In the first section "Main" the variable mode_sel determines whether the algorithm will be applied to a single time series or to many time series of different lengths to estimate the linear regime in the response according to the technique introduced in subsection 2.2 of the Part 2 paper. In this section other important parameters are defined, such as the parameter that determines whether the data for the recovery is artificial data from the toy model or imported data, and the parameters m, tau_min and tau_max needed for the application of the algorithm. Note that the values for tau_min and tau_max are actually log10(tau_min) and log10(tau_max) because the time-scale domain is taken as equally distributed at a logarithmic scale.
If the response function should be recovered from imported data, the corresponding data information is entered in the section "Setting for importing data (if applicable)" along with the names and units of the variables of interest. Important in this section is also to define whether the control data (both from the forcing and from the response) have some trend. If so, by activating the respective trend_controlresp_sel and trend_controlforc_sel, the algorithm automatically extracts these trends. If these options are deactivated, the equilibrium value for the control simulation is taken as the mean value over the control time series. Since taking the log forcing f0 ln (f(t)/f0) instead of f(t) is in some cases advantageous (see Part 2 paper), the option log_forcing_sel allows for automatically transforming the forcing in this way.

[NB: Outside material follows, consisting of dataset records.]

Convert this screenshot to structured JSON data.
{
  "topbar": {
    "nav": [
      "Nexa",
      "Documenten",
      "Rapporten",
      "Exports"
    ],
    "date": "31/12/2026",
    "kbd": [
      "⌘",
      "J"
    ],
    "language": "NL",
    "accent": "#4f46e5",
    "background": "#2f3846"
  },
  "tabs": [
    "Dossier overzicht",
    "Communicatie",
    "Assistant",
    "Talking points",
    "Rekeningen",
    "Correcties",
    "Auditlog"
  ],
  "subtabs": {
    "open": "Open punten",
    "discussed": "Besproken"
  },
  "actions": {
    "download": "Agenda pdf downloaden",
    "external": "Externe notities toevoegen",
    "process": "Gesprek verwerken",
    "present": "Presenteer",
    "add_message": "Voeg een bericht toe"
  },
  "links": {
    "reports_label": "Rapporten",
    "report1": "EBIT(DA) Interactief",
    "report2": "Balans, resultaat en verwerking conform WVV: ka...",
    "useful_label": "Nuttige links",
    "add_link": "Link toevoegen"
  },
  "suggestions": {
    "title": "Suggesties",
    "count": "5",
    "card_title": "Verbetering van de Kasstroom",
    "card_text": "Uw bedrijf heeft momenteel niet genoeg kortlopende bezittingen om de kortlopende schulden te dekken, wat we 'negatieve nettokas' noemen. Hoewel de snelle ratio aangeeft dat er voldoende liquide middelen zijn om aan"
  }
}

If the response function should be recovered from toy model simulations, the respective parameters are defined in "Setting for artificial experiment (if applicable)". Apart from the parameters of the toy model, in this section also the level of noise and nonlinearity in the artificial data can be adjusted.
In "Setting for processing" some technical parameters of the RFI algorithm are defined. Here the most important parameters are monotonicity_sel, which defines whether the additional noise level adjustment (step 6 of the RFI algorithm in Fig. 1 of Part 1) is switched on; monotonicity_tol_sel, which defines whether a tolerance should be used when judging the monotonicity of the response function; i_max_plateau_sel, which defines that in cases where the plateau in the singular values spectrum is not found, the high-frequency noise is defined by the two last singular values that are usually small; lamb_zero_sel, which defines whether the algorithm will tolerate a recovery with lambda = 0 (which happens for instance when no solution to the Discrepancy-method equation is found); lamb_min and lamb_max, which define the minimum and maximum values (in a log10 scale) for the lambda vector used to iteratively solve the Discrepancy-method equation.
"Setting for saving output data" defines the name of the output directory within "output_files".
"Setting for plotting" defines a standard setting for the final plotting.
- input_files/ and output_files/ must be in the root directory
- input files should be in .txt format with data organized in columns separated by an empty space, where it is by default assumed that the first column contains the time array and the second column the array for the variable of interest (see input_file/input_example.txt)